Thématique Livres Institutionnels

Livre institutionnel : bien plus qu’un support, un véritable outil d’image

Il y a quelques années encore, le livre institutionnel était souvent perçu comme un objet un peu figé, réservé aux grandes entreprises ou aux institutions publiques.

Aujourd’hui, il revient sur le devant de la scène et ce n’est pas un hasard.

Dans un environnement saturé de contenus digitaux, ce type de support retrouve une valeur très particulière : comme un objet que l’on prend le temps d’ouvrir, de feuilleter, de garder. Un objet qui ne disparaît pas dans un flux.

Une définition simple

Un livre institutionnel est un ouvrage conçu pour raconter une organisation. Pas pour vendre directement, mais pour poser une image. C’est là toute la nuance.

On n’est pas dans une logique commerciale immédiate, mais dans une logique de perception.

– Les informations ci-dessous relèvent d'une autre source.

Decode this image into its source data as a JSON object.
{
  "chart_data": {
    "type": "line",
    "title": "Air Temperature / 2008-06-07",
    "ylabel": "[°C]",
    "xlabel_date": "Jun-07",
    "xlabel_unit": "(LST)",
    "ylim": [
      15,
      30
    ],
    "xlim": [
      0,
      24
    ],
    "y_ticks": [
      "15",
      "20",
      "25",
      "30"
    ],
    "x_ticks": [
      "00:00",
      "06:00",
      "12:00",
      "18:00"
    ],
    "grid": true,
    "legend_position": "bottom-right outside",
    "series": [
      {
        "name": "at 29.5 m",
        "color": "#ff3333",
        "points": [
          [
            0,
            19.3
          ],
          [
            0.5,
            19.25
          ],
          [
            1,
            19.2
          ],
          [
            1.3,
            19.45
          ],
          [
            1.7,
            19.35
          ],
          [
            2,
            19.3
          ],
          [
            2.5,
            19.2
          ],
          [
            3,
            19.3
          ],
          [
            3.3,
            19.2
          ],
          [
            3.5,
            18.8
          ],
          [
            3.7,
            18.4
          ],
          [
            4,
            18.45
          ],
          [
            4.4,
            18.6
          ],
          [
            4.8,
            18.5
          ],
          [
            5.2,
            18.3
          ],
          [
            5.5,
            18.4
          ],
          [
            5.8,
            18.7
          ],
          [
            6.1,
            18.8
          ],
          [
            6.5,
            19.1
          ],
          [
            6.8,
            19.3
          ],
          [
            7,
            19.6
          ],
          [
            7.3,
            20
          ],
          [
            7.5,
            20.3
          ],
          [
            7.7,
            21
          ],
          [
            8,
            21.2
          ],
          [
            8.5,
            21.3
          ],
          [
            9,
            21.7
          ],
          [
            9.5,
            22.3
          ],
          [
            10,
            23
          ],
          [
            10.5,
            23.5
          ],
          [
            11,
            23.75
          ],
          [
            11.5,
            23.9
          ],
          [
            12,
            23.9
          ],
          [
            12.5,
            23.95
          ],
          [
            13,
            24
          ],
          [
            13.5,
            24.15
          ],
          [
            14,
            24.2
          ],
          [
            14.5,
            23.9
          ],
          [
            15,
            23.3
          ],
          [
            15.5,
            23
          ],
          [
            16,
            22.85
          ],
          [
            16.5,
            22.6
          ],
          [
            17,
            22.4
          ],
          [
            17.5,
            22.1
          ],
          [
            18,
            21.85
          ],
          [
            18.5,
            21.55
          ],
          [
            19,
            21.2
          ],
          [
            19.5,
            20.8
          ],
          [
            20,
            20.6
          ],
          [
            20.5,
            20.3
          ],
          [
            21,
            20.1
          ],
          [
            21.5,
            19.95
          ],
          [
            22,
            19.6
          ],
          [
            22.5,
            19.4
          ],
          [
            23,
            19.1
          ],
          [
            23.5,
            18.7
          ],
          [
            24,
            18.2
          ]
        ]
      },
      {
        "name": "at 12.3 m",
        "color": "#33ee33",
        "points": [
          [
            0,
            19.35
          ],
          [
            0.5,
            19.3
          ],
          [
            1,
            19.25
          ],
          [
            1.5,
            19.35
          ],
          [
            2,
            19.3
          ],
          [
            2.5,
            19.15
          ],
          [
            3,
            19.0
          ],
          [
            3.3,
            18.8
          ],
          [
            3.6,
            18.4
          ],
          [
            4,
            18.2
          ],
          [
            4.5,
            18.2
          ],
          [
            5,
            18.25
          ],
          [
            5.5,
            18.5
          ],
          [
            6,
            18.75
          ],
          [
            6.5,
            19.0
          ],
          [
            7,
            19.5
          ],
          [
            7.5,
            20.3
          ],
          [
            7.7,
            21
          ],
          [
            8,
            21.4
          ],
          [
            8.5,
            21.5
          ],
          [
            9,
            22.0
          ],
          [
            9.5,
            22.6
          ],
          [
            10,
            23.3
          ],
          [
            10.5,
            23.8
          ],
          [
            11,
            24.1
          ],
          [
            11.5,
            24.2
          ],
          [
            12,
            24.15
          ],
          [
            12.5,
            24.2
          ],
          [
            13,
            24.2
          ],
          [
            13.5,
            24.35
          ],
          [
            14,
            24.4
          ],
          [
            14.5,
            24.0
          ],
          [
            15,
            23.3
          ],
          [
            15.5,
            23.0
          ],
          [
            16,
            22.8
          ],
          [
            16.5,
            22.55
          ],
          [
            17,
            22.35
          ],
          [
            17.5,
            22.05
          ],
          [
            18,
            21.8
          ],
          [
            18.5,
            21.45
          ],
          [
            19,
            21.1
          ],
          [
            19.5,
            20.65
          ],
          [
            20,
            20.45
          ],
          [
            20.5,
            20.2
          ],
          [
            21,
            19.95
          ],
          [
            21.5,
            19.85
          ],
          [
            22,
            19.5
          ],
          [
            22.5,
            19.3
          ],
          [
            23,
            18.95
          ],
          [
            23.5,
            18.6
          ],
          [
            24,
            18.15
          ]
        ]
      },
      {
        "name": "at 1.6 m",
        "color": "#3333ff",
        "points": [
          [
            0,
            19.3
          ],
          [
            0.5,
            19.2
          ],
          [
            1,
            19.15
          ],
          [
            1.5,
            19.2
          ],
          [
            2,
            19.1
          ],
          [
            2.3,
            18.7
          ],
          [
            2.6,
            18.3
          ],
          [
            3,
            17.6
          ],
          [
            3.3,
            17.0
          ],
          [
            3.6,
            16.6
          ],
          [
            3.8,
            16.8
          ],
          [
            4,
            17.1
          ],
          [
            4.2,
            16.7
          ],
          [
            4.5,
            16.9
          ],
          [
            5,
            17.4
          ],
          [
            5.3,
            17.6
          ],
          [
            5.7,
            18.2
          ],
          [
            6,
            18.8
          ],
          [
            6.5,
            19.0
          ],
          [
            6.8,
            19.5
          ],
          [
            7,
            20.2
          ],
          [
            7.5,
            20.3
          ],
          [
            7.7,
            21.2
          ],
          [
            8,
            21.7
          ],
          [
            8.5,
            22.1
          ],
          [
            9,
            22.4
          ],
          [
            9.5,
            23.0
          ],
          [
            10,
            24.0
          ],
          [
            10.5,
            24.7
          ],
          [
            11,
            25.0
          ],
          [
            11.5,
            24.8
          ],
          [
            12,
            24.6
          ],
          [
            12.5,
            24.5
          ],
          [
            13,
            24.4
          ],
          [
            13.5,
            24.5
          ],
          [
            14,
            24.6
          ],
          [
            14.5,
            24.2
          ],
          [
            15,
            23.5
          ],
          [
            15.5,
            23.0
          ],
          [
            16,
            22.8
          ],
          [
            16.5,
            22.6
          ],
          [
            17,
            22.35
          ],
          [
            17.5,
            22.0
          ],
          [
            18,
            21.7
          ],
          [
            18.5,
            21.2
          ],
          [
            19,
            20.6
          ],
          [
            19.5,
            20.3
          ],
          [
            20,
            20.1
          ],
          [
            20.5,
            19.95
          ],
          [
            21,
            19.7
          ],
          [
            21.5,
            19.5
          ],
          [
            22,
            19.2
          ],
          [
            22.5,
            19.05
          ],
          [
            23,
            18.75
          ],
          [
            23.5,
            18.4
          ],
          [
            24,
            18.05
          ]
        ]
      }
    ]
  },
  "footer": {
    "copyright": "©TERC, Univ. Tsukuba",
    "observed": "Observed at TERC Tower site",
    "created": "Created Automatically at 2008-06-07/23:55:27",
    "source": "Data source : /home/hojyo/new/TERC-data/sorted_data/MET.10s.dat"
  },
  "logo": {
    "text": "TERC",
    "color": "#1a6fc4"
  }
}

On y parle d’histoire, de vision, de savoir-faire, de culture.

Concrètement, cela peut prendre des formes très différentes :

  • un livre anniversaire
  • un ouvrage de valorisation d’un territoire
  • un rapport annuel revisité
  • un livre de marque

Mais dans tous les cas, il y a un point commun : ça raconte quelque chose.

Des projets concrèts

Nous accompagnons régulièrement des structures qui arrivent avec une idée assez floue : “on voudrait faire un livre”.

Puis en creusant, les intentions se précisent.

Une PME industrielle qui fête ses 40 ans, par exemple.
Au départ, l’idée est simple : retracer l’histoire.
Mais très vite, le projet évolue : photos d’archives, témoignages d’anciens salariés, mise en avant du savoir-faire… L’ouvrage devient un outil de transmission, autant en interne qu’en externe.

Autre cas très fréquent : les collectivités.
Un livre sur un territoire, ce n’est pas un catalogue touristique mais un objet éditorial qui va raconter une identité, valoriser des projets, donner envie de s’y intéresser.

Et puis il y a ces entreprises qui cherchent à moderniser leur image.
Celles qui transforment leur rapport annuel en objet éditorial, avec une direction artistique, un rythme, des visuels travaillés.

Pourquoi ce format fonctionne encore

On pourrait penser que le livre est en concurrence avec le digital.
En réalité, il en est complémentaire.

Plus les supports numériques sont nombreux, plus les supports physiques deviennent rares… et donc visibles.

Un livre ne se scrolle pas.
Il se manipule.
Il se pose sur une table.

C’est un support qui impose un autre rapport au temps.

Et dans une logique de communication institutionnelle, où l’objectif est de construire une image solide et durable, c’est précisément ce qui fait sa force.

Ce qui fait la différence entre un livre “réussi” et un livre “oubliable”, ce n’est pas uniquement le contenu.

C’est l’ensemble. Le fond, bien sûr. Mais aussi le rythme, la hiérarchie, le choix des visuels.

Un livre institutionnel, c’est aussi une expérience physique :

  • la main sur le papier
  • le poids de l’ouvrage
  • la qualité de la couverture

C’est souvent à ce moment-là que le projet prend une autre dimension.

On voit immédiatement la différence entre :

  • un document imprimé
  • et un objet pensé

C’est d’ailleurs souvent ce point qui fait basculer la perception côté client ou partenaire.

Une approche à avoir dès le départ

Ce que l’on conseille toujours en amont, c’est de ne pas penser “contenu” en premier.

Mais plutôt :
quel message veut-on faire passer ?
à qui s’adresse le livre ?
dans quel contexte sera-t-il utilisé ?

Un livre offert lors d’un événement ne sera pas construit de la même manière qu’un ouvrage destiné à accompagner une démarche commerciale ou institutionnelle.

Cette réflexion conditionne tout :

  • le ton
  • le format
  • le niveau de finition

Concrètement, on commence par quoi ?

Très souvent, le plus simple est de cadrer les grandes lignes du projet :

  • volume approximatif
  • type de contenu
  • niveau de finitions souhaité

Cela permet rapidement de donner une première orientation, notamment sur la fabrication et le budget.

FAQ

Un livre institutionnel est-il réservé aux grandes entreprises ?
Pas du tout. De plus en plus de TPE et PME s’en emparent justement pour structurer leur image et gagner en crédibilité.

Peut-on produire en petite quantité ?
Oui, c’est même souvent le cas. Tout dépend de l’usage final. Nous pouvons construire un projet dès 100 exemplaires. A savoir, plus la quantité est importante, moins le coût de fabrication sera élevé.

Quel est le point le plus important ?
La cohérence globale et un équilibre entre contenu, design et finitions.